Una de las zonas problemáticas es West Cliff Drive, una calle lujosa ubicada frente al mar que cuenta con casas hermosas y vistas perfectas. La erosión se está intensificando a lo largo de esta zona, que se extiende a lo largo de unos 5 de los 7 kilómetros de playa que tiene la ciudad.

Esta situación ha provocado una pregunta incómoda: ¿la ciudad debería pagar la fortificación del risco sobre el que pasa el camino para protegerlo, al igual que a las casas, aunque se intensifique de manera potencial la erosión de las playas cercanas? ¿O debería “retroceder”, como se dice en la jerga de planeación: en esencia abandonar el risco a los caprichos de la madre naturaleza? Si la ciudad elige apuntalar el risco, enfrentará otra disyuntiva, como hizo notar Tiffany Wise-West, la jefa de Sustentabilidad y Acción Climática de la ciudad: “‘¿Quién paga?’ es una gran pregunta. ¿Todos deberíamos pagar como contribuyentes? ¿Tendrían que pagar los residentes privados?”.

Bangladés
Bangladés, un país de tierras bajas de cerca de 167 millones de personas que se encuentra en el flanco oriental de India, limita con la bahía de Bengala y es atravesado por ríos como el celebrado Ganges y el Brahmaputra.

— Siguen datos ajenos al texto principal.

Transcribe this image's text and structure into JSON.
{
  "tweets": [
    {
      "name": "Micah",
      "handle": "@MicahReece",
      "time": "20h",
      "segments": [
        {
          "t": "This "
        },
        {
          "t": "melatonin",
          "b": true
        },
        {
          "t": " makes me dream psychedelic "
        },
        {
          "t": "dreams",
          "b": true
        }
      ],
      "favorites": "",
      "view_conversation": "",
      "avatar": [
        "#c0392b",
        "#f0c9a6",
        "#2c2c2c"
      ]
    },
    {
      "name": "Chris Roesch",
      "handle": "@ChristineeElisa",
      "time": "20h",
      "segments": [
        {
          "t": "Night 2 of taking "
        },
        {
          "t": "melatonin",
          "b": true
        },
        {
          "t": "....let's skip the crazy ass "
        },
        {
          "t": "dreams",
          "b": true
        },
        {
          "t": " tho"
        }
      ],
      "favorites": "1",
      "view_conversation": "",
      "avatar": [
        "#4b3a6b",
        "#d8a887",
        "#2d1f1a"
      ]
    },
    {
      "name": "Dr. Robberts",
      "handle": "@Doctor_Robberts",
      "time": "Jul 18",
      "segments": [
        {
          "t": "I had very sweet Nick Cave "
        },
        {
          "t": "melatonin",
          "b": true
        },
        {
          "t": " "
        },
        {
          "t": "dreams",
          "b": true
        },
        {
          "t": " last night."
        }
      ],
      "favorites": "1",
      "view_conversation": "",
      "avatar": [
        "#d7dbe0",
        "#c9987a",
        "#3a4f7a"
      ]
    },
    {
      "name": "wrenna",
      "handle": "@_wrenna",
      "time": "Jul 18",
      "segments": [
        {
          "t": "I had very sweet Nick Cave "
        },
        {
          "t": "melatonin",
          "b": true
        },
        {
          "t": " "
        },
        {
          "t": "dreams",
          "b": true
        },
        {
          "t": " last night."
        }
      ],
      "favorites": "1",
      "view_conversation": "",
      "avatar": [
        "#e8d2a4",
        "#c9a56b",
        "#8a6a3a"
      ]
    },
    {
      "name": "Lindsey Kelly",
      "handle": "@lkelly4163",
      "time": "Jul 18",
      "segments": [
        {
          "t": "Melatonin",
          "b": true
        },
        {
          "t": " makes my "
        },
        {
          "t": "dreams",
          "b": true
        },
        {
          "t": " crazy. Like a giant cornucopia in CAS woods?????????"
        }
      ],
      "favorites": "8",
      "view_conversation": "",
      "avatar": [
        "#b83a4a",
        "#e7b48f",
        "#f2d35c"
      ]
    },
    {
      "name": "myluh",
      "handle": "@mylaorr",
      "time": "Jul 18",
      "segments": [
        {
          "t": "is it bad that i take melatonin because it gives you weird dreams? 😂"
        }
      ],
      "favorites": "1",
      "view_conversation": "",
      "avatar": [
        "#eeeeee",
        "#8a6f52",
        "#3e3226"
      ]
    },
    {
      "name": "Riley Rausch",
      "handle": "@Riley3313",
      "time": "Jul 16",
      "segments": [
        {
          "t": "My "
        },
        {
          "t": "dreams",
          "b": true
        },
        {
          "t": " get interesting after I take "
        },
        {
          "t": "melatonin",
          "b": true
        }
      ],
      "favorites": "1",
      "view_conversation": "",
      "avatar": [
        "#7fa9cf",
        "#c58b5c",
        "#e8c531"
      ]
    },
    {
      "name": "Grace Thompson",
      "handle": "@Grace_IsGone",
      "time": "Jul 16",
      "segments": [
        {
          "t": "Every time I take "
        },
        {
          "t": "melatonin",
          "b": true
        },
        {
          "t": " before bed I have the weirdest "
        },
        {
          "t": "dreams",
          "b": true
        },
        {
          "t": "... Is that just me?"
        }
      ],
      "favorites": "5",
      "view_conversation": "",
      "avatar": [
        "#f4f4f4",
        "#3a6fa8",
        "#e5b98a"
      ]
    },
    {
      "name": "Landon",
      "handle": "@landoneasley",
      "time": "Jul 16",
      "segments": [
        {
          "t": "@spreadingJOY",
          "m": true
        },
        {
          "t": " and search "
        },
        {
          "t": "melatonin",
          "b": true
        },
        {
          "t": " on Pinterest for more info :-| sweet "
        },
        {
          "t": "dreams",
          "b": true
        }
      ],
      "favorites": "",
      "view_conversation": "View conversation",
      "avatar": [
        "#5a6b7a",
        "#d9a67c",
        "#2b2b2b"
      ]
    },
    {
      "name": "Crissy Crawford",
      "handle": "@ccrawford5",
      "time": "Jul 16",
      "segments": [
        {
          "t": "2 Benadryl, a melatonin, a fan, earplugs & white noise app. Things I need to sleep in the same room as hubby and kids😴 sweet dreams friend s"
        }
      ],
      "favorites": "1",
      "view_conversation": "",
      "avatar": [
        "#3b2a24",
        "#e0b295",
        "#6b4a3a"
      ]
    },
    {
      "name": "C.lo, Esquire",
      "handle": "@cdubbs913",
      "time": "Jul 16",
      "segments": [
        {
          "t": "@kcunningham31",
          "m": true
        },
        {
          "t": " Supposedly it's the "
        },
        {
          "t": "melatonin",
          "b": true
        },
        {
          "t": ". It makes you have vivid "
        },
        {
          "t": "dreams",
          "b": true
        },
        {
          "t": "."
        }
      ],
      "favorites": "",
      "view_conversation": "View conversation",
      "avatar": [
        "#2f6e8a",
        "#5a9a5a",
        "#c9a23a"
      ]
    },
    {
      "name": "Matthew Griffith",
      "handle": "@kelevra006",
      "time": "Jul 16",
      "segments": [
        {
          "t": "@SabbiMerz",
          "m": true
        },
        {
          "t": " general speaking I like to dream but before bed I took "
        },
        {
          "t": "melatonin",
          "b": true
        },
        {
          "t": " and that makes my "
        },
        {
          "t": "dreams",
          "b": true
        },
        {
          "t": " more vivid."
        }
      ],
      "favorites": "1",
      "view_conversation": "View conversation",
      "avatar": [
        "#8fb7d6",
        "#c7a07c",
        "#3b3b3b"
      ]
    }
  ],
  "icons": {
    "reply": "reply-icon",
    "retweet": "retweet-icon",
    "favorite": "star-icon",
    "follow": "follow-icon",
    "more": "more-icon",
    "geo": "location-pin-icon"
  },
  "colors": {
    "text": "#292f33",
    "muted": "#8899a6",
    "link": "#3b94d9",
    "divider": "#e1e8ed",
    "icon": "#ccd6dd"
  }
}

Desde hace mucho tiempo, la bahía y los ríos han definido la economía bangladesí; ahora, también la está definiendo el clima cambiante.

Durante la última década, Bangladés ha gastado cerca de 500 millones de dólares de dinero gubernamental en planeación y proyectos para adaptarse al cambio climático, comentó Saleemul Huq, director del Centro Internacional para el Cambio Climático y el Desarrollo del país, y uno de los autores del plan de respuesta bangladesí.

A lo largo de la costa, gracias a la ayuda de dinero gubernamental, los agricultores del arroz están cambiando a nuevas variedades de arroz modificado para crecer en agua salada. No obstante, es solo una solución temporal, porque con el tiempo la salinidad del agua superará la tolerancia del arroz especialmente diseñado. “Siempre estamos intentando ponernos al día”, comentó Huq. “Cuando no podemos cultivar más arroz, cambiamos a la cría de camarones”. Sin embargo, los camarones no son una panacea. Es lucrativo para quienes los producen, pero, a diferencia del arroz, no es un producto alimenticio básico.